Australian engineer Daniel Brown has been experimenting with overhangs, the bane of 3D printer operators worldwide. It looks like he’s managed to overcome them.
But first, what’s the deal with overhangs? They are geometric shapes in a 3D model that have no material underneath them, making layer-based 3D printing challenging. Most personal 3D printers must print “support” structures underneath to prevent the overhangs from immediately collapsing during printing.
Some overhangs are tolerable, though. You can often safely 3D print overhangs with as much as a 45 degree angle overhang without issue. More than that and you’re asking for trouble, which in this case means droopy filament strands.
Brown did an experiment to see how much overhang is really possible on a MakerBot Replicator. By progressively increasing the angle one could see where a failure occurs. However, it appears from the images above that he was able to tip the column to a mere ten degrees from horizontal.
The result is not quite perfect, as you can see some very slight blurbs on the bottom of the ten-degree column.

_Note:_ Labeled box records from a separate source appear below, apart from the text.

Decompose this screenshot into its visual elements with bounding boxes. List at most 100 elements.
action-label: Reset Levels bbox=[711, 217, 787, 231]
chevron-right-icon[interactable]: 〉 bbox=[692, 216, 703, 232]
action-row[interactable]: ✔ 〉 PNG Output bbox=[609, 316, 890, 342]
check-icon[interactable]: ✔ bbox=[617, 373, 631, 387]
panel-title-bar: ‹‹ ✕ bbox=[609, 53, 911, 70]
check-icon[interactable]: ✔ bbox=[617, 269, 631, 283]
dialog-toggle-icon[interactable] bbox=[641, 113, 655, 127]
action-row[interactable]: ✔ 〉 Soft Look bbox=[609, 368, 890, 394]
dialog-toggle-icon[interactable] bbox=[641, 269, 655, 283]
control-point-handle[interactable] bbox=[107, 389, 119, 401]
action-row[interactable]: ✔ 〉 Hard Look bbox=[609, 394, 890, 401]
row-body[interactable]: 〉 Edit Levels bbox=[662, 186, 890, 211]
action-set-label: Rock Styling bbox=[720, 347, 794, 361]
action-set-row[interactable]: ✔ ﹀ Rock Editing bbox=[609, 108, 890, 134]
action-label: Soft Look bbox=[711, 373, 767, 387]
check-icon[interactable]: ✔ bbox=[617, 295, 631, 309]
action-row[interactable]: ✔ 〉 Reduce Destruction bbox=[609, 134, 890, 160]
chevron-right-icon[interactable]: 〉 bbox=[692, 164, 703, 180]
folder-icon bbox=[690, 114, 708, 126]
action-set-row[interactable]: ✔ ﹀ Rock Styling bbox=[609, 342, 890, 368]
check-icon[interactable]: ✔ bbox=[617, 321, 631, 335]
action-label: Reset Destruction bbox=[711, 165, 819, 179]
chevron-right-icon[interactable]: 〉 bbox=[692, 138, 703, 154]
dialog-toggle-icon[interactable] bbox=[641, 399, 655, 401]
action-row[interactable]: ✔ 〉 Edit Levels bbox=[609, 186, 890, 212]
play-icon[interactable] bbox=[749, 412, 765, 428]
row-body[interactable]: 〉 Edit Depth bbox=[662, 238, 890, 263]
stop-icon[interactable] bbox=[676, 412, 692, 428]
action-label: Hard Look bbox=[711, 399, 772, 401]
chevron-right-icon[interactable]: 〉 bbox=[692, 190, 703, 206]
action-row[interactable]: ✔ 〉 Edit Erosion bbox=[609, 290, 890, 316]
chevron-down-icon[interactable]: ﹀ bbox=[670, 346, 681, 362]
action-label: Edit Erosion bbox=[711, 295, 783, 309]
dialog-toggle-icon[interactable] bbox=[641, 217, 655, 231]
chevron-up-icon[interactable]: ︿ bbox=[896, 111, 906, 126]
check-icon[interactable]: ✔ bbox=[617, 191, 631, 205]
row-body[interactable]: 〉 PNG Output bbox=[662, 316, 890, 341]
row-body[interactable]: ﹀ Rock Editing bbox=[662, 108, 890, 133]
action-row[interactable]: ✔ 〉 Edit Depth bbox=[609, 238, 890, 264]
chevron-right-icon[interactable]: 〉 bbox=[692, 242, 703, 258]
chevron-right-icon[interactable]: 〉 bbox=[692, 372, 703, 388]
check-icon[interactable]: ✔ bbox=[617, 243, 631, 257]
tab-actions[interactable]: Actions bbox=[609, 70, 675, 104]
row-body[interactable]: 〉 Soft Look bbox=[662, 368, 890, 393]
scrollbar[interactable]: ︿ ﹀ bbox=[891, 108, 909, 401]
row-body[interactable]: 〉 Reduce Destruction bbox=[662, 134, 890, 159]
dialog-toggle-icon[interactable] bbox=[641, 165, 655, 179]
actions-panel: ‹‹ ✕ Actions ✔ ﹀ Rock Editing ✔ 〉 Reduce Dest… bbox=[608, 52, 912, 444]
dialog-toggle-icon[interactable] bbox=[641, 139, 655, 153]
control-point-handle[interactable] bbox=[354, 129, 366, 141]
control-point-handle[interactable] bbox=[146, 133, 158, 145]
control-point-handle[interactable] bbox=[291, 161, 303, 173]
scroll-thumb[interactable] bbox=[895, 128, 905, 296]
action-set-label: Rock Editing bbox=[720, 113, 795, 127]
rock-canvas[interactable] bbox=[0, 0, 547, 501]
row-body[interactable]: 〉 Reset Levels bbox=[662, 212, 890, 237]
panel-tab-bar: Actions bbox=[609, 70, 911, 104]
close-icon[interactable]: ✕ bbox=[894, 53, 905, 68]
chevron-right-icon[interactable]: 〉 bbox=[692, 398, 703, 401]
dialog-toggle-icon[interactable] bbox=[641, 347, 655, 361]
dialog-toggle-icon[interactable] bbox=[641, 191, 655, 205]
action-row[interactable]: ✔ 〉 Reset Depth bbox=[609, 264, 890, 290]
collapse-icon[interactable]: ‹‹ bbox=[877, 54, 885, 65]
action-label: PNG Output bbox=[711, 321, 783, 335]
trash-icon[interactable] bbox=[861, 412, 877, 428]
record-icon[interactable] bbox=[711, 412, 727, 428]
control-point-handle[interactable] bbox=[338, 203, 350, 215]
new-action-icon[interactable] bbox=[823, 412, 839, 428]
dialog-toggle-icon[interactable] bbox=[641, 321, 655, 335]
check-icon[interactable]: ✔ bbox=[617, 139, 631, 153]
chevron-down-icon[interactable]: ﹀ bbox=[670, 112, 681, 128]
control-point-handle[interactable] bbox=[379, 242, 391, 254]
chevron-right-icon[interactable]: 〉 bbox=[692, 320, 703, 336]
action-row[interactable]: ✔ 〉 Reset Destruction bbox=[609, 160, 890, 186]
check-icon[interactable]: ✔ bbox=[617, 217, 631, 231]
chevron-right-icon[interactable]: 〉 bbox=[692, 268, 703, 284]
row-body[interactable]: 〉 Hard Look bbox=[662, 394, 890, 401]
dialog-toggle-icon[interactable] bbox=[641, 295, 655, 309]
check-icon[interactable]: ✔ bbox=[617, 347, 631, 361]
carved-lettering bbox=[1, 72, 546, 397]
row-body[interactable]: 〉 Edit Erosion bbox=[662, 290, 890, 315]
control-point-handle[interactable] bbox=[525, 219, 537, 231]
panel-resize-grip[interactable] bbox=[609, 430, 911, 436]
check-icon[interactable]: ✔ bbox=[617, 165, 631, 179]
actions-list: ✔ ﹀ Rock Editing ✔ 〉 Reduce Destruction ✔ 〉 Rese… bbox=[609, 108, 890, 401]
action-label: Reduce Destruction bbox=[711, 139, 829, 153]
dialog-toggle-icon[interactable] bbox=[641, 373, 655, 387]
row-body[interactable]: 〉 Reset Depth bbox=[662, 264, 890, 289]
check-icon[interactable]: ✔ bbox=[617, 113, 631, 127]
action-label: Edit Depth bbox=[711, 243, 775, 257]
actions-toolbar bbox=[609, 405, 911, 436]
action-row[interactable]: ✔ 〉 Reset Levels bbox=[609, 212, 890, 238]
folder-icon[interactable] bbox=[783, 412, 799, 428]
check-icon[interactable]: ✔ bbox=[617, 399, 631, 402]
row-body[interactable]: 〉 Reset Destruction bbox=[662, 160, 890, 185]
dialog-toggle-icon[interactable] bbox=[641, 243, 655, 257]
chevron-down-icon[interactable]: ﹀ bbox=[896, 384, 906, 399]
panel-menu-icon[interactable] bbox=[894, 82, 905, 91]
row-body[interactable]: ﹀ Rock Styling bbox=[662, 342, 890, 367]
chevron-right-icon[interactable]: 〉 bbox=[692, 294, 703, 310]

But the result is very impressive nonetheless.
We suspect this extreme success has something to do with the overall geometry of the particular model being printed. Brown says:
What I think allowed this actually was the cross section of the part, that is a circular column, slanted therefore the maximum overhang only exists at the furthest point of the structure while it seemed to be held in place by the sides which comparatively we not overhanging at all.
Regardless of how it was accomplished, we’re definitely taking a much more aggressive stance on overhang angles from now on.